Director: David Peter Hansen
David Peter Hansen is a first-time documentary filmmaker and journalist from Denmark, currently based in New York. He has worked and lived in Africa, the Middle East, Asia, and Europe. David Peter holds an M.S. in Journalism (Documentary Specialization) from Columbia Journalism School and an M.A. in Conflict, Security, and Development from the University of Bradford.

The Last Race
In the midst of a whirlwind electoral campaign in America’s heartland, a political novice navigates the contours of newfound love.

Director: John Haley
John Haley is a documentary filmmaker based in the Midwestern United States whose stories center on the intersection of personal identity or a particular place and broader societal structures. Thematically, John’s films grapple with contentious issues such as the death penalty and electoral politics through the lens of specific characters, locations, or events; John seeks to contextualize these forms of structural violence through distinct perspectives in the pursuit of nuance and a more truthful, holistic understanding of reality. John attempts to reveal truth carefully and gently, slowly expanding upon stories at the individual level until they are realized fully within the scope of their larger societal implications.
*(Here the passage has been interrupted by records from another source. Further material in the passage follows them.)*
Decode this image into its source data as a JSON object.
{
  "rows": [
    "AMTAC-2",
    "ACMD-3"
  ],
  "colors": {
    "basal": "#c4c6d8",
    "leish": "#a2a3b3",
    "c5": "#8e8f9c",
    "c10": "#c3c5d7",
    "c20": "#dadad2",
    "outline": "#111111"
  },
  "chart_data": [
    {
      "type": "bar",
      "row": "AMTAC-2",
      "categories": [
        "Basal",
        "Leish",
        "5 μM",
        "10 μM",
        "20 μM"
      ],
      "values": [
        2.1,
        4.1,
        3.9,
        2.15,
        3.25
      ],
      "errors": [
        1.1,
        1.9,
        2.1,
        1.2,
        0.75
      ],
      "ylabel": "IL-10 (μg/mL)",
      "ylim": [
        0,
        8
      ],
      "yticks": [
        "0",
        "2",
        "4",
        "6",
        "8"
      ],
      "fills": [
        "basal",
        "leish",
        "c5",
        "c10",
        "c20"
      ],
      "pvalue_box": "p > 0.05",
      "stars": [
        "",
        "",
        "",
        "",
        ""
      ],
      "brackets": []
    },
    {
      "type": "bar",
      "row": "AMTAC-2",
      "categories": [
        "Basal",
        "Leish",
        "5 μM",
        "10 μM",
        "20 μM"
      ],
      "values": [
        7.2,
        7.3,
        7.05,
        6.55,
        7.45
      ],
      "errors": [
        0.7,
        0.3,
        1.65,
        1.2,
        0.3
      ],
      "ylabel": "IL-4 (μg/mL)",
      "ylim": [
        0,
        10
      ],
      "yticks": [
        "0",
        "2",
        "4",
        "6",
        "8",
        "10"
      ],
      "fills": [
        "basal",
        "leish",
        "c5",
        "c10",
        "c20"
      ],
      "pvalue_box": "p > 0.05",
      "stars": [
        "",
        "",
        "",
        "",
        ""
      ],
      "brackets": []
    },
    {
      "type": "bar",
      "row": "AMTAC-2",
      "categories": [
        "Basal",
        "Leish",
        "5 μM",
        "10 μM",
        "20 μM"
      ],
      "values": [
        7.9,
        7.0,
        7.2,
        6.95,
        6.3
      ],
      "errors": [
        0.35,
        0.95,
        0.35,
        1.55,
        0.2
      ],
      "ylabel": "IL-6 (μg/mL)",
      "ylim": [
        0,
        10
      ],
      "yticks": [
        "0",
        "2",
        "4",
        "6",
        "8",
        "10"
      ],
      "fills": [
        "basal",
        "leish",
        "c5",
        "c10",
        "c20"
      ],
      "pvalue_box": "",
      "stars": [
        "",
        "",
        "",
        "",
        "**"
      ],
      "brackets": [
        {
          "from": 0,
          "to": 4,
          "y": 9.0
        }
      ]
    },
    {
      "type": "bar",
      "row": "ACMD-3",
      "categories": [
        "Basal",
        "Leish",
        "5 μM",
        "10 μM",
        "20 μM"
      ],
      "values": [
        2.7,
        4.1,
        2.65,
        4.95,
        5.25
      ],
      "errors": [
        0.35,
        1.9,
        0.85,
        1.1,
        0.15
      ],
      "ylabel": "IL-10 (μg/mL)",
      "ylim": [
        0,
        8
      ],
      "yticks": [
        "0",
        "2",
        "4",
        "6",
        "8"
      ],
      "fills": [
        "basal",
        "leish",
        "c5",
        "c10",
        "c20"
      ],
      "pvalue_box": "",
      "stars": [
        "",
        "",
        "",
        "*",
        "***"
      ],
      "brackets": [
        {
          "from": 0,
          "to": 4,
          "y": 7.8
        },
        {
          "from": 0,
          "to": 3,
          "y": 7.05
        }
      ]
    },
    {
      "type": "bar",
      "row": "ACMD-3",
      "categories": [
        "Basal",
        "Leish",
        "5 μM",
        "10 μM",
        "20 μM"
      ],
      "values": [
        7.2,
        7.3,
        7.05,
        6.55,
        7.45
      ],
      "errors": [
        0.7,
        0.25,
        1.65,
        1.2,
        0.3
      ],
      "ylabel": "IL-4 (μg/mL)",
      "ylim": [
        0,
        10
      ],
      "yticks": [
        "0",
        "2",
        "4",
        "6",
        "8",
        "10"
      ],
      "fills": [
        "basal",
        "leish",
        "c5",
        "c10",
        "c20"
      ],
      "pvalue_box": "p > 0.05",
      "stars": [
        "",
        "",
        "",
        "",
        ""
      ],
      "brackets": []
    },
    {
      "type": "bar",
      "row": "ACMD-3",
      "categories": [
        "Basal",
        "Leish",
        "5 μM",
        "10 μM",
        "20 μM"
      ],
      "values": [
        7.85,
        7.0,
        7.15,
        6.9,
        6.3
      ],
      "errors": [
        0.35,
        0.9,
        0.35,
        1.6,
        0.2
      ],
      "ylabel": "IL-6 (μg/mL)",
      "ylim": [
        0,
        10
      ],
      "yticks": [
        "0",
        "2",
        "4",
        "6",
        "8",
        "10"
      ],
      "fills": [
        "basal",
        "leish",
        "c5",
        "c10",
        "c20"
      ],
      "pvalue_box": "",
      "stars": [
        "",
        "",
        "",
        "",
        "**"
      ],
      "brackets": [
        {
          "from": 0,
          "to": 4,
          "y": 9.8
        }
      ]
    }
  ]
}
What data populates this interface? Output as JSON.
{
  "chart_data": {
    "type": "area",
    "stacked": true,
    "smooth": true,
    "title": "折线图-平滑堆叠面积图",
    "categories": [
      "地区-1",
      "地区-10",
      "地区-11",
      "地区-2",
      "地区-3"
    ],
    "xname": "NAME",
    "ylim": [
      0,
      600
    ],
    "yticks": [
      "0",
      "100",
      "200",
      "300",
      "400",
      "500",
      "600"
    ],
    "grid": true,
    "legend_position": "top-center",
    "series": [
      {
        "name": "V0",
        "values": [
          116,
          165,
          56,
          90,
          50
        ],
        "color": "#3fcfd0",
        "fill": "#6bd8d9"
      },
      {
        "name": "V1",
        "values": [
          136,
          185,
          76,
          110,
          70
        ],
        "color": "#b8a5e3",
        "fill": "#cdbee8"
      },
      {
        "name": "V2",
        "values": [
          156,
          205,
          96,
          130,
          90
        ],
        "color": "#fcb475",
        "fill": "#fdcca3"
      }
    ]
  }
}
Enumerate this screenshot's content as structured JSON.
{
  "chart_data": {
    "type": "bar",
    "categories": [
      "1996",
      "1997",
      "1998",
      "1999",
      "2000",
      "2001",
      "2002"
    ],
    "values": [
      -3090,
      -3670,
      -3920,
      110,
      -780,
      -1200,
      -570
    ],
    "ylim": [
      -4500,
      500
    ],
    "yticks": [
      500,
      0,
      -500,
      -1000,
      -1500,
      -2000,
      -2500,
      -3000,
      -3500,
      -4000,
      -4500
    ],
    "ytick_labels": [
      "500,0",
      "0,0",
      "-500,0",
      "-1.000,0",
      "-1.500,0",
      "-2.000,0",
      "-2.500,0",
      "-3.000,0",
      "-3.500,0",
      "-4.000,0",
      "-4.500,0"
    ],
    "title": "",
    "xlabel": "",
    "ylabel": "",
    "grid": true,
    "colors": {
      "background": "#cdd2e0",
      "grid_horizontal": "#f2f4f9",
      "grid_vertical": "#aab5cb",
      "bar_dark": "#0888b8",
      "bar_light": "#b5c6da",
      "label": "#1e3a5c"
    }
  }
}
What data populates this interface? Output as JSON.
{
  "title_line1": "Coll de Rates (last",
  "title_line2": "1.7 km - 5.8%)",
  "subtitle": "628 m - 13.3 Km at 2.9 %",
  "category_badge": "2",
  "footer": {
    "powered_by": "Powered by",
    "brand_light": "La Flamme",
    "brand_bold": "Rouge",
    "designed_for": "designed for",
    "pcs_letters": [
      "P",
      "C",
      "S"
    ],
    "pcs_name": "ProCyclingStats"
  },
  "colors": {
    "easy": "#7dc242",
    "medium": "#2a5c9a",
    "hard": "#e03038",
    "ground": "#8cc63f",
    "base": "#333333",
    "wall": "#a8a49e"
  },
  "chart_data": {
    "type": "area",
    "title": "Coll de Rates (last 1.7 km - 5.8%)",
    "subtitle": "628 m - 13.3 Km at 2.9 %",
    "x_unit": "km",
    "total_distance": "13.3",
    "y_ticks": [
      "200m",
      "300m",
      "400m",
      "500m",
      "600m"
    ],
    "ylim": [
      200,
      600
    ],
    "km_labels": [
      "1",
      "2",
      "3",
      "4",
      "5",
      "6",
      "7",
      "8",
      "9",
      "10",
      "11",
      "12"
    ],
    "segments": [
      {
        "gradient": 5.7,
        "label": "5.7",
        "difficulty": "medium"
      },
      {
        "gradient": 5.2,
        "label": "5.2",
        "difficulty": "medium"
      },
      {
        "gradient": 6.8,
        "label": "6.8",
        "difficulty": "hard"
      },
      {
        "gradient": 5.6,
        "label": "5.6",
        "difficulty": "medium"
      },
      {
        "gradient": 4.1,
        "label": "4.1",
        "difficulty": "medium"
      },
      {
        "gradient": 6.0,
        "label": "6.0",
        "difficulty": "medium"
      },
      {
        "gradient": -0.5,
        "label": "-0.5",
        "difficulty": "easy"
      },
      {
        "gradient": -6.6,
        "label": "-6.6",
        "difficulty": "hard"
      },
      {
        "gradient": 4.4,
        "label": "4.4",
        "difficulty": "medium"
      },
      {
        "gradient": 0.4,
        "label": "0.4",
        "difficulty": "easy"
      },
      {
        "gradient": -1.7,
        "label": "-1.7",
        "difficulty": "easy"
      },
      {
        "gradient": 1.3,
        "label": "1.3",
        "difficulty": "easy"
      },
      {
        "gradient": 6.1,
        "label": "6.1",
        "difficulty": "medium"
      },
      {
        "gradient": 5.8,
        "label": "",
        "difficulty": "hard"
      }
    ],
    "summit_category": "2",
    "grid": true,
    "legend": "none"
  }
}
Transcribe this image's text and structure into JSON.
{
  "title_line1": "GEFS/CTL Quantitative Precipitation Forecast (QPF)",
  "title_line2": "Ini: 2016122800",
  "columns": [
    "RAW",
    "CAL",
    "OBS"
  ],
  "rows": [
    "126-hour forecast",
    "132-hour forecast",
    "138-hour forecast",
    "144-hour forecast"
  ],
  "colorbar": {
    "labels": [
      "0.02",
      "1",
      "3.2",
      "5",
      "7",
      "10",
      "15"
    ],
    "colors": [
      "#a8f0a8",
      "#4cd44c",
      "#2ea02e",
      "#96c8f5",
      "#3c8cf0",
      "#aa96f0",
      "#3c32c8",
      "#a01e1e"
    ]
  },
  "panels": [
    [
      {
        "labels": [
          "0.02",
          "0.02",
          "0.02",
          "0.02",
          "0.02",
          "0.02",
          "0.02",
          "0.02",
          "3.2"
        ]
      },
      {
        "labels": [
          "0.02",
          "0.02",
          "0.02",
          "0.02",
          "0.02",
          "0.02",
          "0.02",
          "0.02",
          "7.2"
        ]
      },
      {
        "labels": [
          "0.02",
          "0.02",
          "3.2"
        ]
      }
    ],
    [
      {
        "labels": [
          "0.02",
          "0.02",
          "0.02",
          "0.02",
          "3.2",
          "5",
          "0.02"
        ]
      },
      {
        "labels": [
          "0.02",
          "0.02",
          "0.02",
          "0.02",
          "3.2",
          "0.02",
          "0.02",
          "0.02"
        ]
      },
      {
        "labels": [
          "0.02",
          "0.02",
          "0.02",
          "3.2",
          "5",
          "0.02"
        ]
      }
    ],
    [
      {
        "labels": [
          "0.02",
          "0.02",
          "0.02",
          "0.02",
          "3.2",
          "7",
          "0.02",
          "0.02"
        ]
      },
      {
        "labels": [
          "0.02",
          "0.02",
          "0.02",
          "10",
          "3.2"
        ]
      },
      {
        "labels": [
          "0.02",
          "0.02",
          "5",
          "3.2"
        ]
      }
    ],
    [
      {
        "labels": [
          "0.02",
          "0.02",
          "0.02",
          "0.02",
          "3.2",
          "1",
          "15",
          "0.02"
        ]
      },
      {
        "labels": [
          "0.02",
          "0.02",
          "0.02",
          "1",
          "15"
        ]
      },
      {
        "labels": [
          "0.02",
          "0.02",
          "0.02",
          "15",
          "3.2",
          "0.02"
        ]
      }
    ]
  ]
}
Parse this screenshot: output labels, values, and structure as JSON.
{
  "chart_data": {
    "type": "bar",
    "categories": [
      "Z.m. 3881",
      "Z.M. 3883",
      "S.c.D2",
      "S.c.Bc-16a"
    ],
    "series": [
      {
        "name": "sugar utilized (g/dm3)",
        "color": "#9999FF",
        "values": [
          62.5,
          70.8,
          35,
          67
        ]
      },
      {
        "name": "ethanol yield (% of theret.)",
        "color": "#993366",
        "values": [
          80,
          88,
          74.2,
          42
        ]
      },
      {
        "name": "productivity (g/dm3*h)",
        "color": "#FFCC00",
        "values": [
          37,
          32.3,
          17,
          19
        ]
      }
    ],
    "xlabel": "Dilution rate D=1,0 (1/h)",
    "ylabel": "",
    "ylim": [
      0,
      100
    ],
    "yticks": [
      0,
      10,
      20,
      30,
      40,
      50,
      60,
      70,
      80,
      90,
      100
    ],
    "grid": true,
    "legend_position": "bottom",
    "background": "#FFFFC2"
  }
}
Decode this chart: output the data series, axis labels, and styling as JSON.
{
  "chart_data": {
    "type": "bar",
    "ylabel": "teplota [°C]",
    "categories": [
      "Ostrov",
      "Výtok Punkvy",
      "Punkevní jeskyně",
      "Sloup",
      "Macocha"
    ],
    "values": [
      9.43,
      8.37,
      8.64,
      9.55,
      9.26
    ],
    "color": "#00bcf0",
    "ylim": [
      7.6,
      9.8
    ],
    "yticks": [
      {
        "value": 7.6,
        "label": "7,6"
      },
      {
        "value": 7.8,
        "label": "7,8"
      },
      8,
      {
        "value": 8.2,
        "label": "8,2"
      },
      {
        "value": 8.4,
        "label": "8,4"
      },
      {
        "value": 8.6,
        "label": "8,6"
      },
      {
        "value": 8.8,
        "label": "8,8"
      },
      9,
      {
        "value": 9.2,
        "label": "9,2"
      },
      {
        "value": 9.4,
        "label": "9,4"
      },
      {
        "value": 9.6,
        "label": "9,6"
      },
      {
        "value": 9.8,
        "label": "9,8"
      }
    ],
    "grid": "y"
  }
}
Monumental Devotion: The McKinley National Memorial
The PBS Western Reserve documentary Monumental Devotion: The McKinley National Memorial tells of the public’s admiration of President William McKinley, plus his loving relationship with his wife. It centers on McKinley’s life as president and, ultimately, the construction of a monument in Canton, Ohio, for his final resting place.

Throughout the production, we see evidence of devotion to President McKinley. A striking example is the reported gratitude of some of the memorial workers—former slaves who wanted to contribute to the legacy of a president who fought for the North and opened the military to Black soldiers in the Spanish-American War. We can appreciate the workers’ efforts as we explore a part of the monument the public never sees: the formidable steps between the inner and outer domes that lead to a breathtaking view of Canton.

This program includes a discussion with Michelle Gullion of the First Ladies National Historic Site and Mark Holland of the McKinley Presidential Library & Museum.